Materials with strongly-correlated electrons exhibit interesting phenomena such as metal-insulator transitions and high-temperature superconductivity. In stark contrast to ordinary metals, electron transport in these materials is thought to resemble the flow of viscous fluids. Despite their differences, it is predicted that transport in both, conventional and correlated materials, is fundamentally limited by the uncertainty principle applied to energy dissipation. Here we present recent experiments on the hydrodynamic electron flow in the Weyl-semimetal WP₂ as well as in the Dirac semimetal PtSn₄. Using thermal and magneto-electric transport experiments to explore WP₂, we observe the transition from a conventional metallic state, at higher temperatures, to a hydrodynamic electron fluid below 20 K. The hydrodynamic regime is characterized by a viscosity-induced dependence of the electrical resistivity on the square of the channel width, and by the observation of a strong violation of the Wiedemann-Franz law.

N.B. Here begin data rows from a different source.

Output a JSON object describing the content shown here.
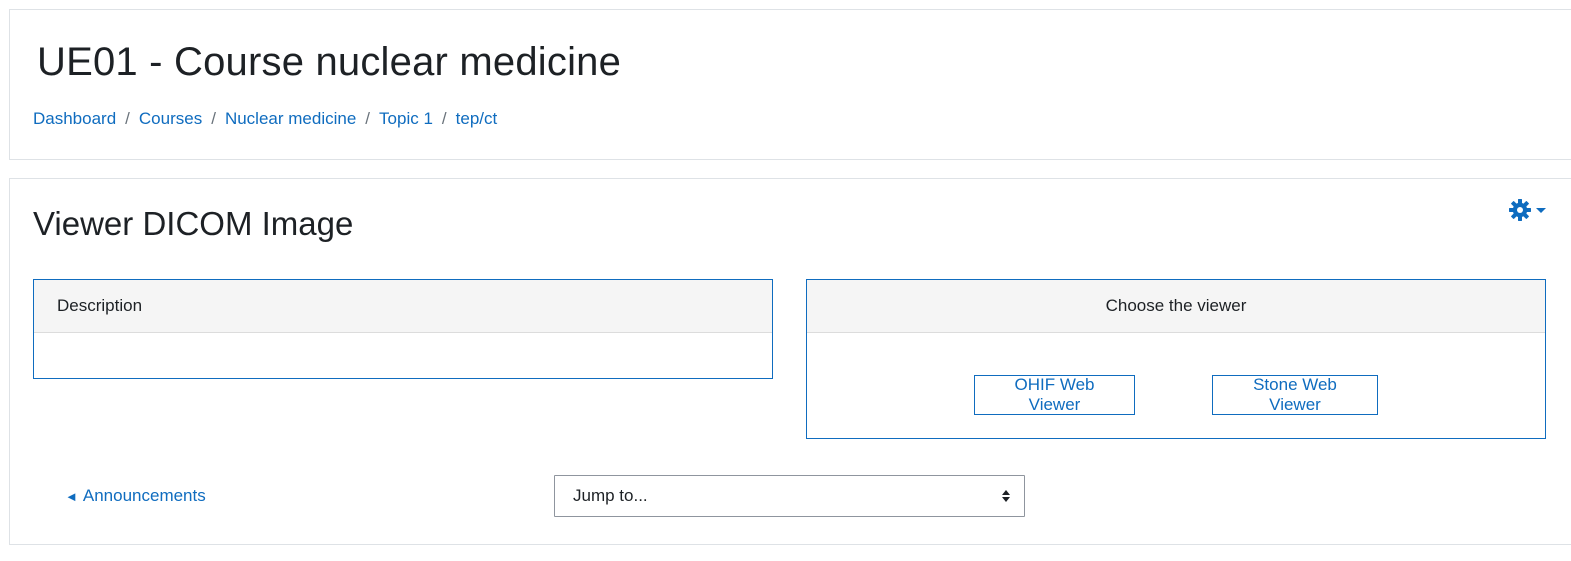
{
  "header": {
    "title": "UE01 - Course nuclear medicine",
    "breadcrumb": [
      {
        "label": "Dashboard"
      },
      {
        "label": "Courses"
      },
      {
        "label": "Nuclear medicine"
      },
      {
        "label": "Topic 1"
      },
      {
        "label": "tep/ct"
      }
    ],
    "separator": "/"
  },
  "main": {
    "title": "Viewer DICOM Image",
    "settings_icon": "gear-icon",
    "description_panel": {
      "heading": "Description",
      "body": ""
    },
    "viewer_panel": {
      "heading": "Choose the viewer",
      "buttons": [
        {
          "label": "OHIF Web Viewer"
        },
        {
          "label": "Stone Web Viewer"
        }
      ]
    }
  },
  "footer_nav": {
    "prev_arrow": "◄",
    "prev_label": "Announcements",
    "jump_placeholder": "Jump to..."
  },
  "colors": {
    "link": "#0f6cbf",
    "text": "#1d2125",
    "panel_header_bg": "#f5f5f5"
  }
}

From magneto-hydrodynamic experiments and complementary Hall measurements, the relaxation times for momentum and energy dissipating processes are extracted. Following the uncertainty principle, both are limited by the Planckian bound of dissipation, independent of the underlying transport regime. Moreover, exprimental signatures of a hydrodynamic electron-phonon liquid in PtSn₄ will be discussed.